Thomas Näf

Arbeit und Fürsorge

15 Februar 2007

Jährlich werden über 30'000 Menschen ausgesteuert und rund 220'000 Menschen sind laut schweizerischer Sozialhilfestatistik auf die Unterstützung der Sozialämter angewiesen, Tendenz steigend. Viele Menschen Arbeiten zudem in prekären Arbeitsverhältnissen und sind ebenfalls von der Sozialhilfe abhängig.

Vor kurzem hat die Schweizerische Konferenz für Sozialhilfe eine grundlegende Reform der Sozialhilfe beschlossen. Sie steht unter dem Motto „Arbeit soll sich wieder lohnen" und zielt in Richtung einer Politik, deren Hauptziel es ist, alle langzeitarbeitslosen Personen, die als vermittlungsfähig angesehen werden, möglichst rasch unter Einsetzung von Zwangsmitteln in Arbeit zu bringen, mit oder ohne Sozialhilfe. Wird die Teilnahme an Beschäftigungsmaßnahmen verweigert, kann es zu weiteren Kürzungen bis hin zur Einstellung der Leistungen kommen.

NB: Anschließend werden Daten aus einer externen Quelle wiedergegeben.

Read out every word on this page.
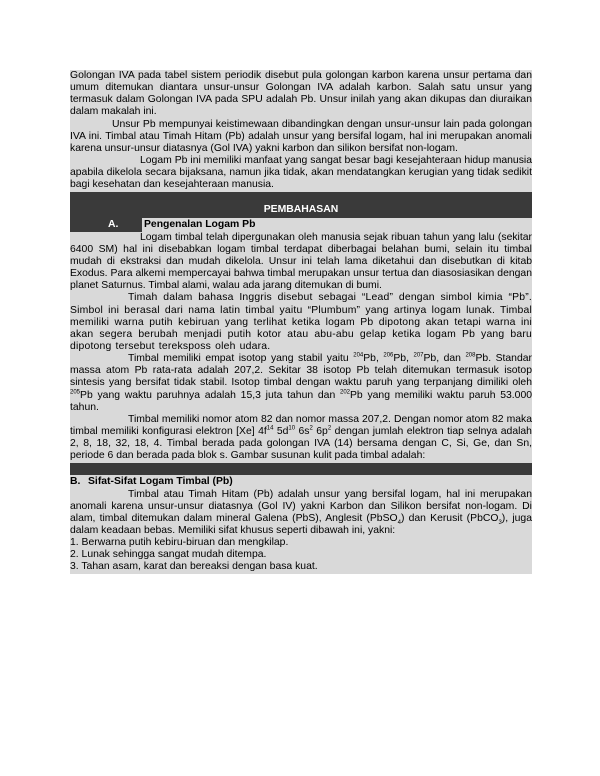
Golongan IVA pada tabel sistem periodik disebut pula golongan karbon karena unsur pertama dan umum ditemukan diantara unsur-unsur Golongan IVA adalah karbon. Salah satu unsur yang termasuk dalam Golongan IVA pada SPU adalah Pb. Unsur inilah yang akan dikupas dan diuraikan dalam makalah ini.

Unsur Pb mempunyai keistimewaan dibandingkan dengan unsur-unsur lain pada golongan IVA ini. Timbal atau Timah Hitam (Pb) adalah unsur yang bersifal logam, hal ini merupakan anomali karena unsur-unsur diatasnya (Gol IVA) yakni karbon dan silikon bersifat non-logam.

Logam Pb ini memiliki manfaat yang sangat besar bagi kesejahteraan hidup manusia apabila dikelola secara bijaksana, namun jika tidak, akan mendatangkan kerugian yang tidak sedikit bagi kesehatan dan kesejahteraan manusia.

PEMBAHASAN

A.	Pengenalan Logam Pb

Logam timbal telah dipergunakan oleh manusia sejak ribuan tahun yang lalu (sekitar 6400 SM) hal ini disebabkan logam timbal terdapat diberbagai belahan bumi, selain itu timbal mudah di ekstraksi dan mudah dikelola. Unsur ini telah lama diketahui dan disebutkan di kitab Exodus. Para alkemi mempercayai bahwa timbal merupakan unsur tertua dan diasosiasikan dengan planet Saturnus. Timbal alami, walau ada jarang ditemukan di bumi.

Timah dalam bahasa Inggris disebut sebagai “Lead” dengan simbol kimia “Pb”. Simbol ini berasal dari nama latin timbal yaitu “Plumbum” yang artinya logam lunak. Timbal memiliki warna putih kebiruan yang terlihat ketika logam Pb dipotong akan tetapi warna ini akan segera berubah menjadi putih kotor atau abu-abu gelap ketika logam Pb yang baru dipotong tersebut tereksposs oleh udara.

Timbal memiliki empat isotop yang stabil yaitu $^{204}$Pb, $^{206}$Pb, $^{207}$Pb, dan $^{208}$Pb. Standar massa atom Pb rata-rata adalah 207,2. Sekitar 38 isotop Pb telah ditemukan termasuk isotop sintesis yang bersifat tidak stabil. Isotop timbal dengan waktu paruh yang terpanjang dimiliki oleh $^{205}$Pb yang waktu paruhnya adalah 15,3 juta tahun dan $^{202}$Pb yang memiliki waktu paruh 53.000 tahun.

Timbal memiliki nomor atom 82 dan nomor massa 207,2. Dengan nomor atom 82 maka timbal memiliki konfigurasi elektron [Xe] $4f^{14}$ $5d^{10}$ $6s^2$ $6p^2$ dengan jumlah elektron tiap selnya adalah 2, 8, 18, 32, 18, 4. Timbal berada pada golongan IVA (14) bersama dengan C, Si, Ge, dan Sn, periode 6 dan berada pada blok s. Gambar susunan kulit pada timbal adalah:

B. Sifat-Sifat Logam Timbal (Pb)

Timbal atau Timah Hitam (Pb) adalah unsur yang bersifal logam, hal ini merupakan anomali karena unsur-unsur diatasnya (Gol IV) yakni Karbon dan Silikon bersifat non-logam. Di alam, timbal ditemukan dalam mineral Galena (PbS), Anglesit (PbSO$_4$) dan Kerusit (PbCO$_3$), juga dalam keadaan bebas. Memiliki sifat khusus seperti dibawah ini, yakni:

1. Berwarna putih kebiru-biruan dan mengkilap.

2. Lunak sehingga sangat mudah ditempa.

3. Tahan asam, karat dan bereaksi dengan basa kuat.
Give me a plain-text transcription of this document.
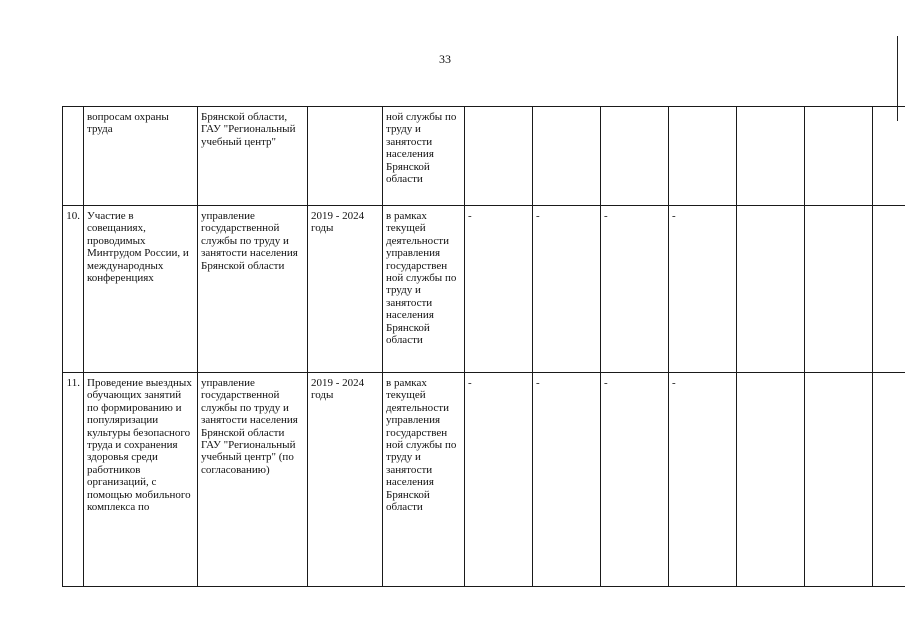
33
	вопросам охраны труда	Брянской области, ГАУ "Региональный учебный центр"		ной службы по труду и занятости населения Брянской области							
10.	Участие в совещаниях, проводимых Минтрудом России, и международных конференциях	управление государственной службы по труду и занятости населения Брянской области	2019 - 2024 годы	в рамках текущей деятельности управления государствен ной службы по труду и занятости населения Брянской области	-	-	-	-			
11.	Проведение выездных обучающих занятий по формированию и популяризации культуры безопасного труда и сохранения здоровья среди работников организаций, с помощью мобильного комплекса по	управление государственной службы по труду и занятости населения Брянской области ГАУ "Региональный учебный центр" (по согласованию)	2019 - 2024 годы	в рамках текущей деятельности управления государствен ной службы по труду и занятости населения Брянской области	-	-	-	-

Die Attraktivität dieser Politik liegt darin, das man damit die sozialen Probleme, die infolge der Globalisierung und zunehmend ungleiche gesellschaftliche Verteilung der Ressourcen, individualisieren kann.

Damit werden die Ursachen für Armut und Arbeitslosigkeit auf die von Arbeitslosigkeit Betroffenen und Betrohten projiziert. Es wird der Glaube genährt, die Probleme liessen sich dadurch lösen, dass man zusätzlichen Druck auf die Betroffenen ausübe.

Die Langzeitarbeitslosen werden zu Sündenböcken für die Krise der Ökonomie gemacht. Diese Politik zielt in Wirklichkeit nicht auf die Senkung der Arbeitslosigkeit, sondern darauf, Menschen der untersten Bevölkerungsschichten (ob erwerbslos oder nicht) mobil und gefügig zu machen.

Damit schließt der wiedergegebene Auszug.